Adriane Harden
Environmental racism occurs when hazardous industries and facilities are placed in and near poor, minority communities. Environmental racism can also be connected to the exclusion of minority groups from the decision-making process in their communities.
Construction is underway for new twin nuclear reactors in Burke County, Ga. at the Vogtle plant. According to Southern Company (which is building the reactors), the creation of the nation's first new nuclear reactors in 30 years will result in new Jobs and more economical resources for the poor and mostly black communities around Shell Bluff and other Burke County cities.

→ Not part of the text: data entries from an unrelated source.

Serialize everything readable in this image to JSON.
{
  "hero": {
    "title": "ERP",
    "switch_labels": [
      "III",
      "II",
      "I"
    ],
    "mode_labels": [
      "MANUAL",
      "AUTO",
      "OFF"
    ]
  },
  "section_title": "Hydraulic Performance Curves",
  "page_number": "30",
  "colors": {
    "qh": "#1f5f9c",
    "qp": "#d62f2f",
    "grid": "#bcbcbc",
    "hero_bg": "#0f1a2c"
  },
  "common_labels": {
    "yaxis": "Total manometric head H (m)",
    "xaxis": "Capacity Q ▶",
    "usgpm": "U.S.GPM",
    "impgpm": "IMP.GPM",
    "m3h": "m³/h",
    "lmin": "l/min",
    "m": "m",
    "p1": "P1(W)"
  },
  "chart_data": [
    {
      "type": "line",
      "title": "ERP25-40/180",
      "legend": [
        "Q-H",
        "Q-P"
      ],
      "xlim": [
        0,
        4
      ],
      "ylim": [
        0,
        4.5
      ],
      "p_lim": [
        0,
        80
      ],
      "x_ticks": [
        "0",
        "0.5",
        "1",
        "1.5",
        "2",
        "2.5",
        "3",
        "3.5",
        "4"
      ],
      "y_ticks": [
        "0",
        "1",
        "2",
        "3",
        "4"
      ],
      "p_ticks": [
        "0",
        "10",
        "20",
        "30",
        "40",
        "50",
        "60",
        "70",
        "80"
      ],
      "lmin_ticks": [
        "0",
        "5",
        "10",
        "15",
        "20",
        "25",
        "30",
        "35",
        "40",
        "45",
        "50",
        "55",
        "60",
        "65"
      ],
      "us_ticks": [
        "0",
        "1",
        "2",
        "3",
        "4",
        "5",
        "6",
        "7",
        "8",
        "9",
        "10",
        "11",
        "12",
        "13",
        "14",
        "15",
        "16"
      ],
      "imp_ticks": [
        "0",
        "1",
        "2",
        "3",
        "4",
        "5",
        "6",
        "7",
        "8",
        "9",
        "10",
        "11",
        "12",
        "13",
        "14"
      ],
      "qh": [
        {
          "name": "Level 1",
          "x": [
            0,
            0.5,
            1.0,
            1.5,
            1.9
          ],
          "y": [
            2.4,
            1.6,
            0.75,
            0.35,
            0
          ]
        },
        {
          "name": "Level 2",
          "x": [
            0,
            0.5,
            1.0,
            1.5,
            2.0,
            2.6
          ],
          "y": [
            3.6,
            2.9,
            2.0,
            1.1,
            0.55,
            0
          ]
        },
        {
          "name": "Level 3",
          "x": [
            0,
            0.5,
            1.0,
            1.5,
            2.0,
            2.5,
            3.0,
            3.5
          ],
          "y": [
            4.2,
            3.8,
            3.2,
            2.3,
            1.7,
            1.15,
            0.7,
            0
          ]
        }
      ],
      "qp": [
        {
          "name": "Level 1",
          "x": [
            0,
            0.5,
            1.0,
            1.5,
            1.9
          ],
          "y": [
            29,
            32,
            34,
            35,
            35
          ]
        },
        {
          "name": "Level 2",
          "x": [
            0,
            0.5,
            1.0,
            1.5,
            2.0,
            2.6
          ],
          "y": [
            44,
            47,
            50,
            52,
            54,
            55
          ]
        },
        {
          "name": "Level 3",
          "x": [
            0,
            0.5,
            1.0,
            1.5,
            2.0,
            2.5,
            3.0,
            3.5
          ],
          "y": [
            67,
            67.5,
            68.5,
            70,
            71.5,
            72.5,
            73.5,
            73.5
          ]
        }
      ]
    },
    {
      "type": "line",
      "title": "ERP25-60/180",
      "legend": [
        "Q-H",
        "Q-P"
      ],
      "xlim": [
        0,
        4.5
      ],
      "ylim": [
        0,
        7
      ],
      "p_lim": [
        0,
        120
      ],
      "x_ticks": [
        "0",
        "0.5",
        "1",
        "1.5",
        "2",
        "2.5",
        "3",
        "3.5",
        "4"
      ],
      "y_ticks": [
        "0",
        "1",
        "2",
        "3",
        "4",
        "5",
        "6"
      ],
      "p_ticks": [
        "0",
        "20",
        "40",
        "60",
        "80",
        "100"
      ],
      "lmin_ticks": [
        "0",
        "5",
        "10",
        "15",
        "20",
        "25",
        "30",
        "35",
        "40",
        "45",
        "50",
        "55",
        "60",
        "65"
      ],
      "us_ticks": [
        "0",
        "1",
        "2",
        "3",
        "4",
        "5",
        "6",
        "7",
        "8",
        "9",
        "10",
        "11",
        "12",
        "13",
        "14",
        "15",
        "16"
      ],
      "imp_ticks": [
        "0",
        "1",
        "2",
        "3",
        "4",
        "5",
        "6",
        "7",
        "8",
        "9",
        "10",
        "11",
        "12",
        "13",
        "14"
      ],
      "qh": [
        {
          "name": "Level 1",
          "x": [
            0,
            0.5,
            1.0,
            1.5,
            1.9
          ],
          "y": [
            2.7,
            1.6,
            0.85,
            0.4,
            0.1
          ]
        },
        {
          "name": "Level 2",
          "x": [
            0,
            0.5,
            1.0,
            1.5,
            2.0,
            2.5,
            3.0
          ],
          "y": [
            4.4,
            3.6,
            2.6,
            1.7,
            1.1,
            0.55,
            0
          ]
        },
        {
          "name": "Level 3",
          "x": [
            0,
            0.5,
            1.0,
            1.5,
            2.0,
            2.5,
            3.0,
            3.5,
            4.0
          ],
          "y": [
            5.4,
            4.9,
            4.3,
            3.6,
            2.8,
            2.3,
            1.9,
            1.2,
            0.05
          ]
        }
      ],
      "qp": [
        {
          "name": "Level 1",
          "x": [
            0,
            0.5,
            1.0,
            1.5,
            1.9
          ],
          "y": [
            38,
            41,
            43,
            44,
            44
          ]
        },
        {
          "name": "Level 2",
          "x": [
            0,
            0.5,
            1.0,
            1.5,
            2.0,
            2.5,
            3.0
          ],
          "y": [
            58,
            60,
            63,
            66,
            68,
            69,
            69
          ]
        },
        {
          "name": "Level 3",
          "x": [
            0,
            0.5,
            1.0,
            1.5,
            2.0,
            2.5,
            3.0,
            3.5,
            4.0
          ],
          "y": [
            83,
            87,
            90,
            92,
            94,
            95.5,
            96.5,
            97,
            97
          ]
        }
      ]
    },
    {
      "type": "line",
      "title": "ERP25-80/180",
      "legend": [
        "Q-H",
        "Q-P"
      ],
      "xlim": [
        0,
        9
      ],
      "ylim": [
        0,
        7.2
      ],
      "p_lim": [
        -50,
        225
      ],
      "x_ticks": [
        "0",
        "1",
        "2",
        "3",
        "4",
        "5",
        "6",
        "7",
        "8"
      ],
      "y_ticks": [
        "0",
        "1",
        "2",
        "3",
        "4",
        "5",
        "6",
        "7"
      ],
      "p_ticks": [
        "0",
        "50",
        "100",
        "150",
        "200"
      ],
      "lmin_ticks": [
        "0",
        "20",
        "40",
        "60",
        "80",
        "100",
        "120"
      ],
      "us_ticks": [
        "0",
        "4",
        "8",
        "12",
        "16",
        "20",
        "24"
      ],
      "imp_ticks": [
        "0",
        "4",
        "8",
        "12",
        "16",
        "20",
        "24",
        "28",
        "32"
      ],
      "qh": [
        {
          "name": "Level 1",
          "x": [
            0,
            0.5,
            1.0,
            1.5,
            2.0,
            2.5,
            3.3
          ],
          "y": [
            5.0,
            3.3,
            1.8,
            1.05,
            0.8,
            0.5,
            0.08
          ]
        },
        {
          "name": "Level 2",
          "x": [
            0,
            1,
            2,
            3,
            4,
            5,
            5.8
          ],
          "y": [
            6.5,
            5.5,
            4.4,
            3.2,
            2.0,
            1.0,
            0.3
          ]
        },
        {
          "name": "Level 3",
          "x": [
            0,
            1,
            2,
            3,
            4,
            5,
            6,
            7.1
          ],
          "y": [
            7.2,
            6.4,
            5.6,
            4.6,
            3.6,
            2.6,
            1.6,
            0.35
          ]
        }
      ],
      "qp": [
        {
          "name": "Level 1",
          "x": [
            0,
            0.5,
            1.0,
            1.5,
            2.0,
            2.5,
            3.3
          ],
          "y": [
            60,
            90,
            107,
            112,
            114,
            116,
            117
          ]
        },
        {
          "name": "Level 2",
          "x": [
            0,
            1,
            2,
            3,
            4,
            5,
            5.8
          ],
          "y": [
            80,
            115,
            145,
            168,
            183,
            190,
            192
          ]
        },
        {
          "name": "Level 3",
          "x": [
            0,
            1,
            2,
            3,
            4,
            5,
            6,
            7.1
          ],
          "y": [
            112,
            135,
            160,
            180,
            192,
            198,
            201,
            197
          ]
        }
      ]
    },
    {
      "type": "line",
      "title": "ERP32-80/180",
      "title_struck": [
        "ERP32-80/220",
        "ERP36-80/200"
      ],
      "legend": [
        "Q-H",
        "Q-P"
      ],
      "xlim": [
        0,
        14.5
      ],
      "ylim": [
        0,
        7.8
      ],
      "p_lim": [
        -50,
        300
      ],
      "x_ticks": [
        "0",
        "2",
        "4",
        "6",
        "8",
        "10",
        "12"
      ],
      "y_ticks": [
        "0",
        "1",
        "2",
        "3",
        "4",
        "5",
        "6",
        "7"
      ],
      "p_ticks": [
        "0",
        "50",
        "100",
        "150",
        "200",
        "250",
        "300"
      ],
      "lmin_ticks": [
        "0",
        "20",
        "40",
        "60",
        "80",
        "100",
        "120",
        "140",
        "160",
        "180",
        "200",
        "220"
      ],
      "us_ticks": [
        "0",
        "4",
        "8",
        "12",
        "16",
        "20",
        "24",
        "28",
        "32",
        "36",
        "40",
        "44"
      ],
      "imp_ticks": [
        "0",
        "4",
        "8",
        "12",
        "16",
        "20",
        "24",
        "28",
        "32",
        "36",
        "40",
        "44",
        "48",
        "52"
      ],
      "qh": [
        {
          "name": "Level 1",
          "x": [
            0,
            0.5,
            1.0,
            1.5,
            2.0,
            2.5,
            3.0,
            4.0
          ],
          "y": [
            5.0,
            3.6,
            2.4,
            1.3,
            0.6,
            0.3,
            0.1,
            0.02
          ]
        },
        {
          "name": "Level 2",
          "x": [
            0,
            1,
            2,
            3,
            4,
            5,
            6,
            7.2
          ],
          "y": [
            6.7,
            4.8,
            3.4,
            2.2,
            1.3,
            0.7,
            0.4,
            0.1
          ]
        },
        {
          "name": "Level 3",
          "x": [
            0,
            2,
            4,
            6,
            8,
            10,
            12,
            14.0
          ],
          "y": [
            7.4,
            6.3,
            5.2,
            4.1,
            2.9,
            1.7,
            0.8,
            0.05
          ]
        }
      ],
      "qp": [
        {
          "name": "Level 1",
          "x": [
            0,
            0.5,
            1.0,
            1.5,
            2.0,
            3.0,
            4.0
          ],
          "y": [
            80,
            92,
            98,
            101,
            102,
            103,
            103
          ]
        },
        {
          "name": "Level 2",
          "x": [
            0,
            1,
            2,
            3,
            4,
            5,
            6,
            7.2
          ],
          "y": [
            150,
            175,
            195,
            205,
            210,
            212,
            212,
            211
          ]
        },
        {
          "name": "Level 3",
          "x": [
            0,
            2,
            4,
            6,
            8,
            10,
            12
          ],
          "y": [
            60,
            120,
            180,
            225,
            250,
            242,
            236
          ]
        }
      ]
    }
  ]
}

But some residents are asking, if nuclear reactors are really the solution. Why is Burke County still one of the poorest corners of the state a quarter century after Southern Company brought its first pair of local reactors online in 1987? They also want to know: If the old and new reactors will be safe, why won't Southern Company or the federal government pay to monitor radiation levels in Burke County? And most of all, why are cancer rates more than 50 percent higher in communities near existing reactors, according to the Centers for Disease Control?
Trading clean energy and jobs for the health of poor black citizens without investigating the long-term effects fits the definition of environmental racism precisely.
"Some people did get jobs," former Shell Bluff resident Annie Laura Stephens states. “But a lot of us got something else. We got cancer. I lost sisters, brothers and cousins to cancer, and every family I know has lost somebody to cancer."
Since the early 1980s, Burke County residents have experienced a veritable cancer epidemic. Located along what is already the fourth most toxic waterway in the nation, Shell Bluff is across the Savannah River from a former nuclear weapons manufacturing plant. Nearby Waynesboro residents rely on wells for bathing and drinking water, which makes them highly vulnerable to the radioactive contamination of local ground water.
On February 11, 2012, Bobbie Paul of Wand, Reverend Samuel Mosteller, President of the GA State Unit of the Southern Christian Leadership Conference (SCLC), The Peace and Justice Coalition, Dianne Matheowitz, AIC, Burke County Residents and supporters joined for a day of remembrance of the nuclear disaster at Fukishima in Japan on February 11, 2011, and to warn about the dangers of nuclear radiation and the effects that two new reactors would bring to Burke County.
Bribing poor communities with jobs in exchange for sickness and death. Is this what environmental racism looks like?
The NRC and Southern Company have stated that the plants in Burke County are safe. It is the Nuclear Regulatory Commission’s policy to allow plants to monitor themselves.